The economists, University of Chicago’s Eugene Fama and Richard Thaler, told The Australian they were shocked at the fees and “mind boggling” array of choices in Australia’s superannuation system and that this reduces returns.

But the comments don’t distinguish between low-fee, high-return not-for-profit funds and for-profit retail funds.

Between 70 per cent and 80 per cent of Australians people go into default funds.

Chant West said those default products have returned an average of 9 per cent over the past nine years and 8.5 per cent over 10 years.

That puts Australian default funds well ahead of the 10-year average return of 4.9 per cent that risk specialists Willis Towers Watson (WTW) estimated for typical pension fund asset allocations in 22 major superannuation markets.

The five-year figure of 7.4 per cent is equal to the WTW 2018 reference figure in the chart below.

However, the reference portfolio referred to does not have pension fund management costs taken out, so the Australian fund returns result in a better return in the members hands than the WTW figures.

“The complexity and cost Professor Thaler is talking about is in the choice sector, and this should be considered when commenting on the system as a whole,” said Industry Super Australia research chief Nick Coates.

“There are currently 15.1 million MySuper accounts in the system, and around 70 to 80 per cent of members are defaulted. This means there are 11 million default accounts,” Dr Coates said.

That means the majority of people are in low-cost accounts in the balanced option, with between 60 and 80 per cent growth assets. 

Typically it is retail or for-profit funds that offer the larger number of choices to members that Professor Thaler criticised.

“For-profit funds can have up to 300 choice options for members,” Dr Coates said.

The 2017 chart above from Industry Super Australia demonstrates the massive difference in investment options available in the for-profit and not-for-profit sectors.

It may even underestimate the number of choices in the for-profit sector as the Productivity Commission estimates the number of choices as high as 41,000 options.

“There’s no magic number but having over 200 funds that can be blended into a mind-boggling combination of options seems excessive, especially in the absence of a well-designed default fund for those who do not want to be do-it-yourself portfolio managers,” Professor Thaler told The Australian.

Australian system is a global leader

“The Australian superannuation system has been independently ranked as one of the best retirement systems globally in terms of sustainability, adequacy and integrity,” said Glen McCrea, Deputy CEO and chief policy officer of the Association of Superannuation Funds of Australia.

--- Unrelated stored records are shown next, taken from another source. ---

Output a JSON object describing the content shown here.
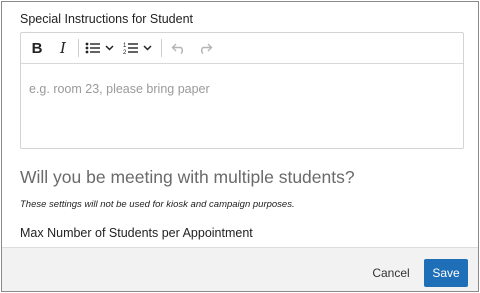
{
  "instructions": {
    "label": "Special Instructions for Student",
    "placeholder": "e.g. room 23, please bring paper",
    "value": ""
  },
  "toolbar": {
    "bold": "B",
    "italic": "I",
    "items": [
      "bold-icon",
      "italic-icon",
      "bulleted-list-icon",
      "numbered-list-icon",
      "undo-icon",
      "redo-icon"
    ]
  },
  "multiple_students": {
    "question": "Will you be meeting with multiple students?",
    "note": "These settings will not be used for kiosk and campaign purposes.",
    "max_label": "Max Number of Students per Appointment"
  },
  "footer": {
    "cancel_label": "Cancel",
    "save_label": "Save"
  },
  "colors": {
    "save_button": "#1f6fb8",
    "footer_bg": "#f2f2f2",
    "question_text": "#6a6a6a"
  }
}
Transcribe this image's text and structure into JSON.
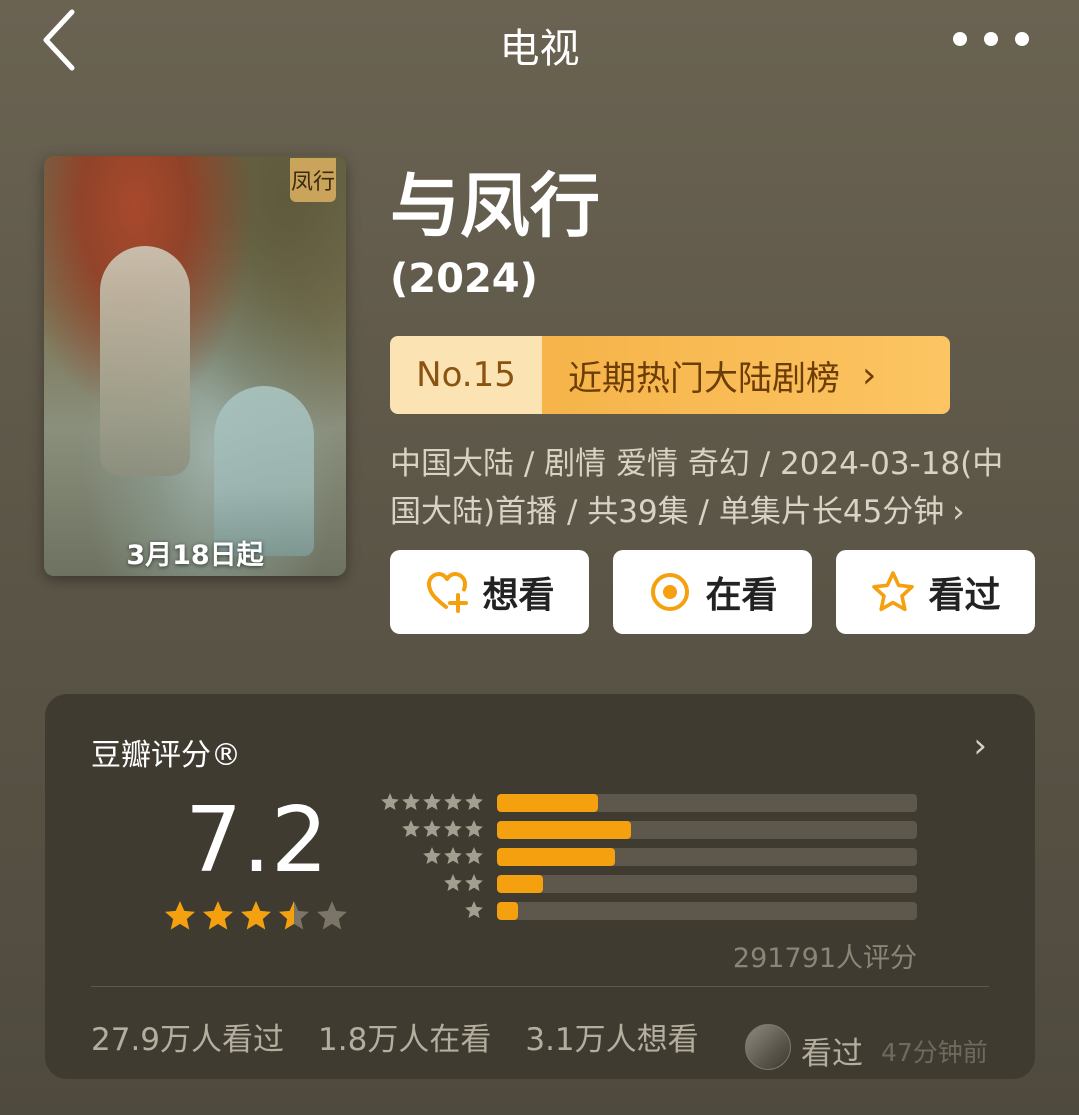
{
  "header": {
    "title": "电视"
  },
  "poster": {
    "badge": "凤行",
    "caption": "3月18日起"
  },
  "show": {
    "title": "与凤行",
    "year": "(2024)"
  },
  "ranking": {
    "number": "No.15",
    "list_name": "近期热门大陆剧榜",
    "chevron": "›"
  },
  "meta": {
    "text": "中国大陆 / 剧情 爱情 奇幻 / 2024-03-18(中国大陆)首播 / 共39集 / 单集片长45分钟",
    "chevron": "›"
  },
  "actions": [
    {
      "label": "想看",
      "icon": "heart-plus-icon"
    },
    {
      "label": "在看",
      "icon": "target-circle-icon"
    },
    {
      "label": "看过",
      "icon": "star-outline-icon"
    }
  ],
  "rating": {
    "label": "豆瓣评分®",
    "chevron": "›",
    "score": "7.2",
    "star_value": 3.5,
    "star_color": "#f5a00e",
    "empty_star_color": "#7a7566",
    "distribution": [
      {
        "stars": 5,
        "fraction": 0.24
      },
      {
        "stars": 4,
        "fraction": 0.32
      },
      {
        "stars": 3,
        "fraction": 0.28
      },
      {
        "stars": 2,
        "fraction": 0.11
      },
      {
        "stars": 1,
        "fraction": 0.05
      }
    ],
    "raters": "291791人评分"
  },
  "stats": {
    "watched": "27.9万人看过",
    "watching": "1.8万人在看",
    "want": "3.1万人想看"
  },
  "recent": {
    "label": "看过",
    "time": "47分钟前"
  },
  "colors": {
    "accent": "#f5a00e",
    "background": "#5f594a",
    "card": "#403b30"
  }
}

“Creating a world-class retirement income system that instills confidence and gives a measure of financial independence and dignity in retirement is a significant public policy achievement and is the envy of our global counterparts. 

“Whether we’re talking about default funds or choice funds, it is worth remembering that all superannuation providers are subject to significant regulatory and licensing requirements, and default funds must be authorised by the Australian Prudential Regulation Authority before they can be offered in the market.”